Could Molise Be Italy's Most Obscure Wine Region?

Still waters run deep...Sometimes the quietest voice rings the loudest....If a tree falls in the forest...oh, wait, that's the wrong saying. But what I'm getting at is that sometimes you don't need to be all showy and flamboyant to get the attention. This holds true for the world of wine as well. Case in point: when you think of Italian wine regions, chances are Molise is probably not the first one that comes to mind. But that's okay. Not every star wants the spotlight.
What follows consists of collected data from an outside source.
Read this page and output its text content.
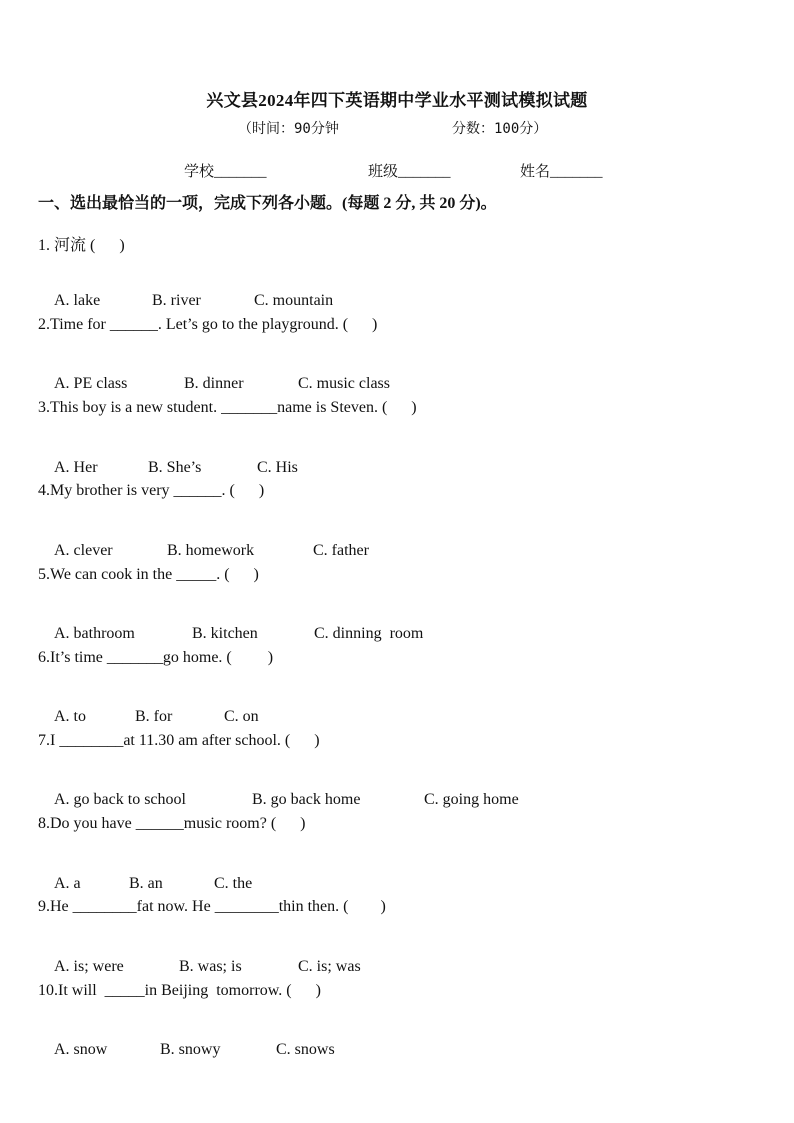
兴文县2024年四下英语期中学业水平测试模拟试题
（时间：90分钟	分数：100分）
学校_______	班级_______	姓名_______
一、选出最恰当的一项，完成下列各小题。(每题 2 分, 共 20 分)。
1. 河流 (      )

A. lake	B. river	C. mountain

2.Time for ______. Let’s go to the playground. (      )

A. PE class	B. dinner	C. music class

3.This boy is a new student. _______name is Steven. (      )

A. Her	B. She’s	C. His

4.My brother is very ______. (      )

A. clever	B. homework	C. father

5.We can cook in the _____. (      )

A. bathroom	B. kitchen	C. dinning  room

6.It’s time _______go home. (         )

A. to	B. for	C. on

7.I ________at 11.30 am after school. (      )

A. go back to school	B. go back home	C. going home

8.Do you have ______music room? (      )

A. a	B. an	C. the

9.He ________fat now. He ________thin then. (        )

A. is; were	B. was; is	C. is; was

10.It will  _____in Beijing  tomorrow. (      )

A. snow	B. snowy	C. snows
Just because you are not a Toscana, or a Piemonte, or a Veneto, or an Umbria, doesn't mean that you don't produce splendid wines worthy of distinction.

Situated in the mountainous, sun-drenched area between Abruzzo and Lazio to the north, and Campania and Puglia to the south, Molise is sandwiched between the Apennine Mountains and the Adriatic Sea, and is an underrated little gem producing wonderful reds, whites, and roses. Overshadowed by Abruzzo, of which it was politically a part of until 1963 (Abruzzi y Molise), the split, which did not become effective until 1970, makes Molise the youngest region in Italy. It finally gained two of its own DOCs (Denominazione di Origine Controlllata or Controlled Designation of Origin), Biferno and Pentro di Isernia, in the 1980s.

Bottles that come from Biferno, named for the river, produces mainly blends of rossos, biancos and rosatos. The main grapes are Trebbiano Toscano and Bombino for whites, and Montepulciano (the prevalent Abruzzo red grape) and Aglianico (common in Campania) for reds and rosatos. Pentro di Isernia also produces the same sort of blends with the distinction that its reds are Montepulciano and Sangiovese, and the wines tend to be lighter in body and more acidic than those from Biferno. These are each hilly growing zones, with good sun exposure and favorable weather conditions for grape-growing.